People ex rel. Barrett v. Annie Merner Pfeiffer Foundation

102 N.E.2d 756, 345 Ill. App. 55, 1951 Ill. App. LEXIS 429
CourtAppellate Court of Illinois
DecidedNovember 21, 1951
DocketGen. No. 45,390
StatusPublished

This text of 102 N.E.2d 756 (People ex rel. Barrett v. Annie Merner Pfeiffer Foundation) is published on Counsel Stack Legal Research, covering Appellate Court of Illinois primary law. Counsel Stack provides free access to over 12 million legal documents including statutes, case law, regulations, and constitutions.

Bluebook
People ex rel. Barrett v. Annie Merner Pfeiffer Foundation, 102 N.E.2d 756, 345 Ill. App. 55, 1951 Ill. App. LEXIS 429 (Ill. Ct. App. 1951).

Opinion

Mr. Presiding Justice Kiley

delivered the opinion of the court.

This is a suit for the liquidation of the affairs, and dissolution, of the defendant corporation. The chancellor appointed a receiver pendente lite, and subsequently a liquidating receiver. The defendants’ motion to vacate the order appointing the liquidating receiver was denied. They appeal from the orders appointing the liquidating receiver, and denying the motion to vacate.

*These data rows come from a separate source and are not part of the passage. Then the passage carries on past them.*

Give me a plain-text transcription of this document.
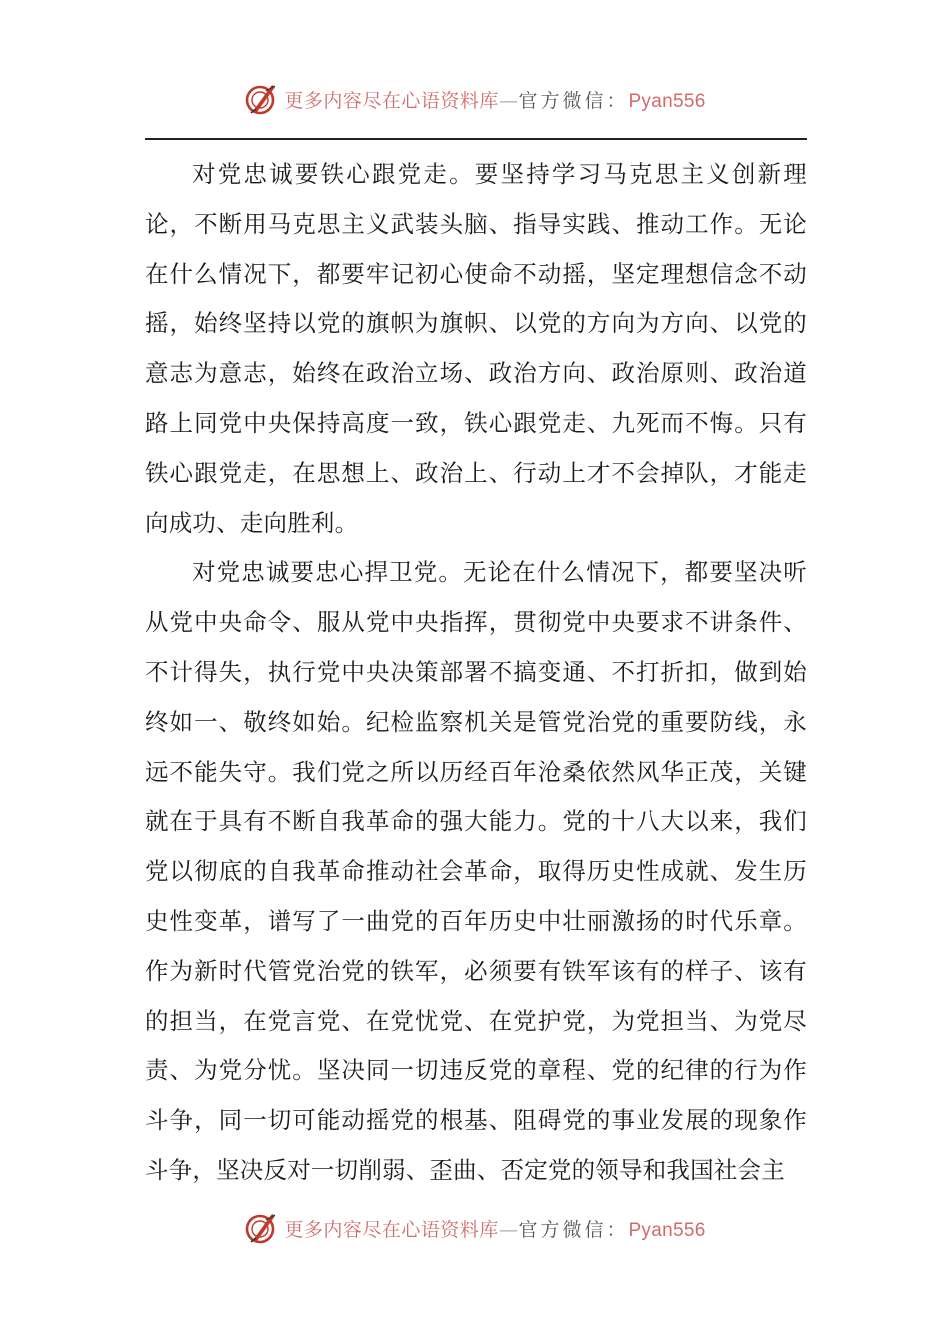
更多内容尽在心语资料库—官方微信：Pyan556

对党忠诚要铁心跟党走。要坚持学习马克思主义创新理论，不断用马克思主义武装头脑、指导实践、推动工作。无论在什么情况下，都要牢记初心使命不动摇，坚定理想信念不动摇，始终坚持以党的旗帜为旗帜、以党的方向为方向、以党的意志为意志，始终在政治立场、政治方向、政治原则、政治道路上同党中央保持高度一致，铁心跟党走、九死而不悔。只有铁心跟党走，在思想上、政治上、行动上才不会掉队，才能走向成功、走向胜利。

对党忠诚要忠心捍卫党。无论在什么情况下，都要坚决听从党中央命令、服从党中央指挥，贯彻党中央要求不讲条件、不计得失，执行党中央决策部署不搞变通、不打折扣，做到始终如一、敬终如始。纪检监察机关是管党治党的重要防线，永远不能失守。我们党之所以历经百年沧桑依然风华正茂，关键就在于具有不断自我革命的强大能力。党的十八大以来，我们党以彻底的自我革命推动社会革命，取得历史性成就、发生历史性变革，谱写了一曲党的百年历史中壮丽激扬的时代乐章。作为新时代管党治党的铁军，必须要有铁军该有的样子、该有的担当，在党言党、在党忧党、在党护党，为党担当、为党尽责、为党分忧。坚决同一切违反党的章程、党的纪律的行为作斗争，同一切可能动摇党的根基、阻碍党的事业发展的现象作斗争，坚决反对一切削弱、歪曲、否定党的领导和我国社会主

更多内容尽在心语资料库—官方微信：Pyan556
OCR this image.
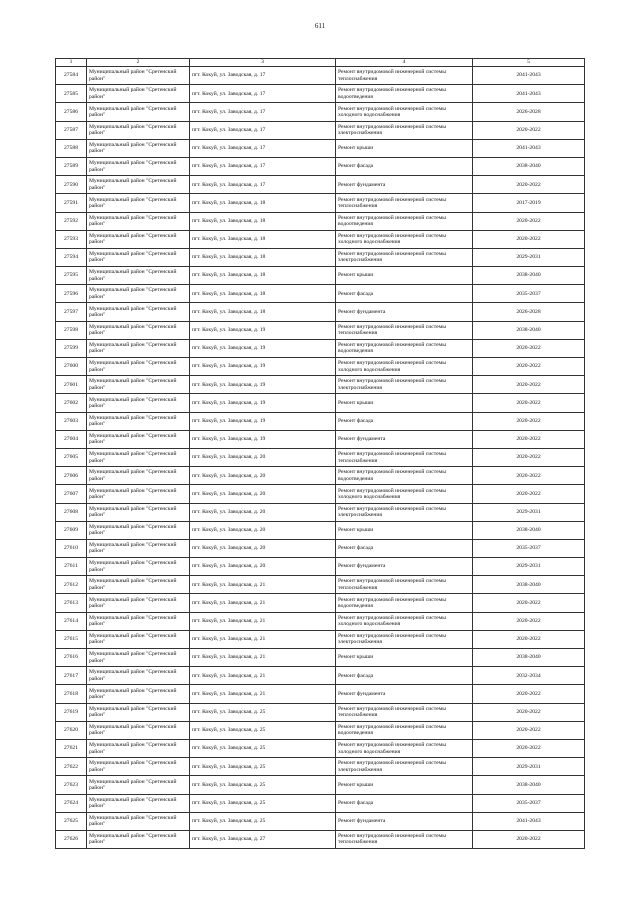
611
1	2	3	4	5
27584	Муниципальный район "Сретенский район"	пгт. Кокуй, ул. Заводская, д. 17	Ремонт внутридомовой инженерной системы теплоснабжения	2041-2043
27585	Муниципальный район "Сретенский район"	пгт. Кокуй, ул. Заводская, д. 17	Ремонт внутридомовой инженерной системы водоотведения	2041-2043
27586	Муниципальный район "Сретенский район"	пгт. Кокуй, ул. Заводская, д. 17	Ремонт внутридомовой инженерной системы холодного водоснабжения	2026-2028
27587	Муниципальный район "Сретенский район"	пгт. Кокуй, ул. Заводская, д. 17	Ремонт внутридомовой инженерной системы электроснабжения	2020-2022
27588	Муниципальный район "Сретенский район"	пгт. Кокуй, ул. Заводская, д. 17	Ремонт крыши	2041-2043
27589	Муниципальный район "Сретенский район"	пгт. Кокуй, ул. Заводская, д. 17	Ремонт фасада	2038-2040
27590	Муниципальный район "Сретенский район"	пгт. Кокуй, ул. Заводская, д. 17	Ремонт фундамента	2020-2022
27591	Муниципальный район "Сретенский район"	пгт. Кокуй, ул. Заводская, д. 18	Ремонт внутридомовой инженерной системы теплоснабжения	2017-2019
27592	Муниципальный район "Сретенский район"	пгт. Кокуй, ул. Заводская, д. 18	Ремонт внутридомовой инженерной системы водоотведения	2020-2022
27593	Муниципальный район "Сретенский район"	пгт. Кокуй, ул. Заводская, д. 18	Ремонт внутридомовой инженерной системы холодного водоснабжения	2020-2022
27594	Муниципальный район "Сретенский район"	пгт. Кокуй, ул. Заводская, д. 18	Ремонт внутридомовой инженерной системы электроснабжения	2029-2031
27595	Муниципальный район "Сретенский район"	пгт. Кокуй, ул. Заводская, д. 18	Ремонт крыши	2038-2040
27596	Муниципальный район "Сретенский район"	пгт. Кокуй, ул. Заводская, д. 18	Ремонт фасада	2035-2037
27597	Муниципальный район "Сретенский район"	пгт. Кокуй, ул. Заводская, д. 18	Ремонт фундамента	2026-2028
27598	Муниципальный район "Сретенский район"	пгт. Кокуй, ул. Заводская, д. 19	Ремонт внутридомовой инженерной системы теплоснабжения	2038-2040
27599	Муниципальный район "Сретенский район"	пгт. Кокуй, ул. Заводская, д. 19	Ремонт внутридомовой инженерной системы водоотведения	2020-2022
27600	Муниципальный район "Сретенский район"	пгт. Кокуй, ул. Заводская, д. 19	Ремонт внутридомовой инженерной системы холодного водоснабжения	2020-2022
27601	Муниципальный район "Сретенский район"	пгт. Кокуй, ул. Заводская, д. 19	Ремонт внутридомовой инженерной системы электроснабжения	2020-2022
27602	Муниципальный район "Сретенский район"	пгт. Кокуй, ул. Заводская, д. 19	Ремонт крыши	2020-2022
27603	Муниципальный район "Сретенский район"	пгт. Кокуй, ул. Заводская, д. 19	Ремонт фасада	2020-2022
27604	Муниципальный район "Сретенский район"	пгт. Кокуй, ул. Заводская, д. 19	Ремонт фундамента	2020-2022
27605	Муниципальный район "Сретенский район"	пгт. Кокуй, ул. Заводская, д. 20	Ремонт внутридомовой инженерной системы теплоснабжения	2020-2022
27606	Муниципальный район "Сретенский район"	пгт. Кокуй, ул. Заводская, д. 20	Ремонт внутридомовой инженерной системы водоотведения	2020-2022
27607	Муниципальный район "Сретенский район"	пгт. Кокуй, ул. Заводская, д. 20	Ремонт внутридомовой инженерной системы холодного водоснабжения	2020-2022
27608	Муниципальный район "Сретенский район"	пгт. Кокуй, ул. Заводская, д. 20	Ремонт внутридомовой инженерной системы электроснабжения	2029-2031
27609	Муниципальный район "Сретенский район"	пгт. Кокуй, ул. Заводская, д. 20	Ремонт крыши	2038-2040
27610	Муниципальный район "Сретенский район"	пгт. Кокуй, ул. Заводская, д. 20	Ремонт фасада	2035-2037
27611	Муниципальный район "Сретенский район"	пгт. Кокуй, ул. Заводская, д. 20	Ремонт фундамента	2029-2031
27612	Муниципальный район "Сретенский район"	пгт. Кокуй, ул. Заводская, д. 21	Ремонт внутридомовой инженерной системы теплоснабжения	2038-2040
27613	Муниципальный район "Сретенский район"	пгт. Кокуй, ул. Заводская, д. 21	Ремонт внутридомовой инженерной системы водоотведения	2020-2022
27614	Муниципальный район "Сретенский район"	пгт. Кокуй, ул. Заводская, д. 21	Ремонт внутридомовой инженерной системы холодного водоснабжения	2020-2022
27615	Муниципальный район "Сретенский район"	пгт. Кокуй, ул. Заводская, д. 21	Ремонт внутридомовой инженерной системы электроснабжения	2020-2022
27616	Муниципальный район "Сретенский район"	пгт. Кокуй, ул. Заводская, д. 21	Ремонт крыши	2038-2040
27617	Муниципальный район "Сретенский район"	пгт. Кокуй, ул. Заводская, д. 21	Ремонт фасада	2032-2034
27618	Муниципальный район "Сретенский район"	пгт. Кокуй, ул. Заводская, д. 21	Ремонт фундамента	2020-2022
27619	Муниципальный район "Сретенский район"	пгт. Кокуй, ул. Заводская, д. 25	Ремонт внутридомовой инженерной системы теплоснабжения	2020-2022
27620	Муниципальный район "Сретенский район"	пгт. Кокуй, ул. Заводская, д. 25	Ремонт внутридомовой инженерной системы водоотведения	2020-2022
27621	Муниципальный район "Сретенский район"	пгт. Кокуй, ул. Заводская, д. 25	Ремонт внутридомовой инженерной системы холодного водоснабжения	2020-2022
27622	Муниципальный район "Сретенский район"	пгт. Кокуй, ул. Заводская, д. 25	Ремонт внутридомовой инженерной системы электроснабжения	2029-2031
27623	Муниципальный район "Сретенский район"	пгт. Кокуй, ул. Заводская, д. 25	Ремонт крыши	2038-2040
27624	Муниципальный район "Сретенский район"	пгт. Кокуй, ул. Заводская, д. 25	Ремонт фасада	2035-2037
27625	Муниципальный район "Сретенский район"	пгт. Кокуй, ул. Заводская, д. 25	Ремонт фундамента	2041-2043
27626	Муниципальный район "Сретенский район"	пгт. Кокуй, ул. Заводская, д. 27	Ремонт внутридомовой инженерной системы теплоснабжения	2020-2022
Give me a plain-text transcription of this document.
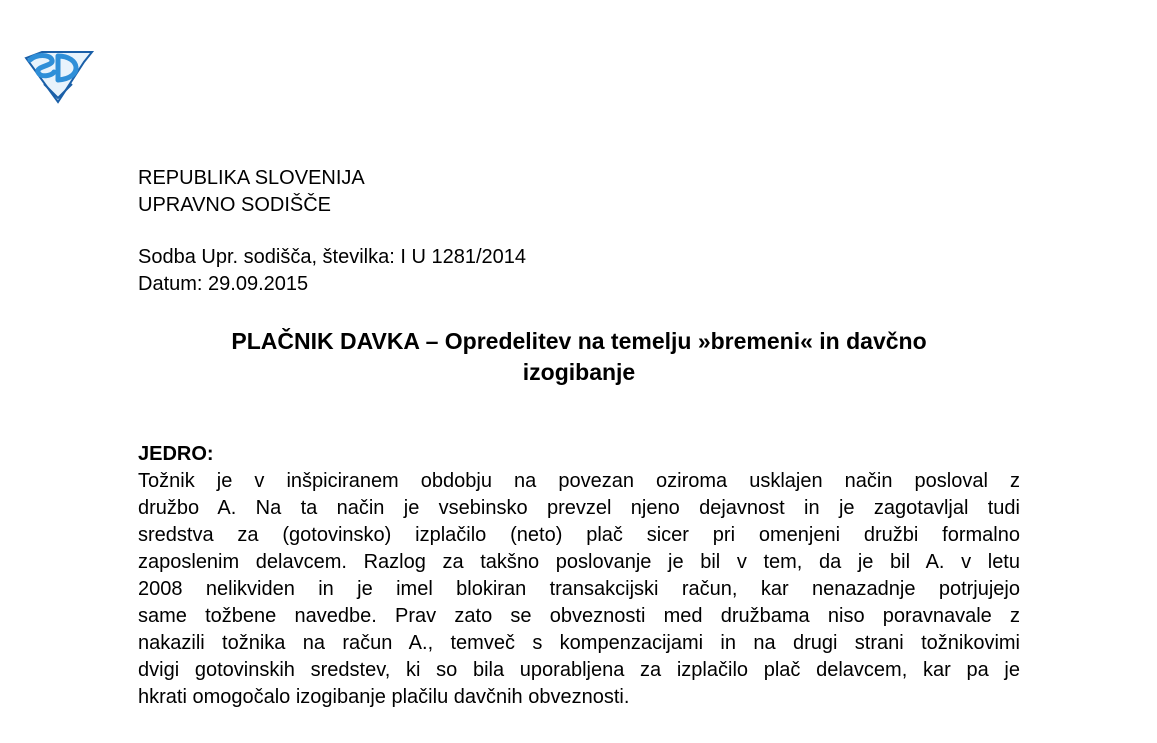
REPUBLIKA SLOVENIJA
UPRAVNO SODIŠČE
Sodba Upr. sodišča, številka: I U 1281/2014
Datum: 29.09.2015
PLAČNIK DAVKA – Opredelitev na temelju »bremeni« in davčno
izogibanje
JEDRO:
Tožnik je v inšpiciranem obdobju na povezan oziroma usklajen način posloval z
družbo A. Na ta način je vsebinsko prevzel njeno dejavnost in je zagotavljal tudi
sredstva za (gotovinsko) izplačilo (neto) plač sicer pri omenjeni družbi formalno
zaposlenim delavcem. Razlog za takšno poslovanje je bil v tem, da je bil A. v letu
2008 nelikviden in je imel blokiran transakcijski račun, kar nenazadnje potrjujejo
same tožbene navedbe. Prav zato se obveznosti med družbama niso poravnavale z
nakazili tožnika na račun A., temveč s kompenzacijami in na drugi strani tožnikovimi
dvigi gotovinskih sredstev, ki so bila uporabljena za izplačilo plač delavcem, kar pa je
hkrati omogočalo izogibanje plačilu davčnih obveznosti.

The Foundation is named for Annie Merner Pfeiffer, a resident of New York. She and her husband had many philanthropic interests, including the education of Koreans. She became acquainted with Soon K.

Hahn and his wife, Louise Yim Hahn, both Koreans living in the United States. Hahn was president and principal owner of a Chicago business enterprise, the Oriental Importing Company. Mrs. Pfeiffer and the Hahns agreed to organize the Foundation and to become charter members. On April 29, 1940 the Secretary of State certified to the incorporation of the Foundation as a Not For Pecuniary Profit Corporation.

The charter stated the purpose of the corporation to be the support by endowment and annual gifts to Korean educational institutions, and the promotion of artistic and scientific relations between the United States and Korea.

Annie Pfeiffer and the Hahns were the first directors and officers. On May 9,1940 Annie Pfeiffer agreed in writing to bequeath $300,000 in her will to the Foundation in consideration of the issuance of a life membership and other good and valuable considerations. Thereafter, she paid the Foundation $10,000, and at the same time as treasurer drew a check for the same amount on the Foundation payable to Louise Tim for the Central Normal College of Seoul, Korea. Subsequently Annie Pfeiffer wrote the Foundation that she had no intention of making the bequest. She stated she did not regard the agreement as binding on her either morally or legally. On January 8, 1946 Annie Pfeiffer died and her will named Garfield D. Merner, Carl John Merner and Harry James of New Tork as executors and trustees. The will named five “boards and divisions of the Methodist-Episcopal Church” residuary legatees. The executors and trustees paid the residue of the estate to the residuary legatees without deducting $300,000 for the Foundation.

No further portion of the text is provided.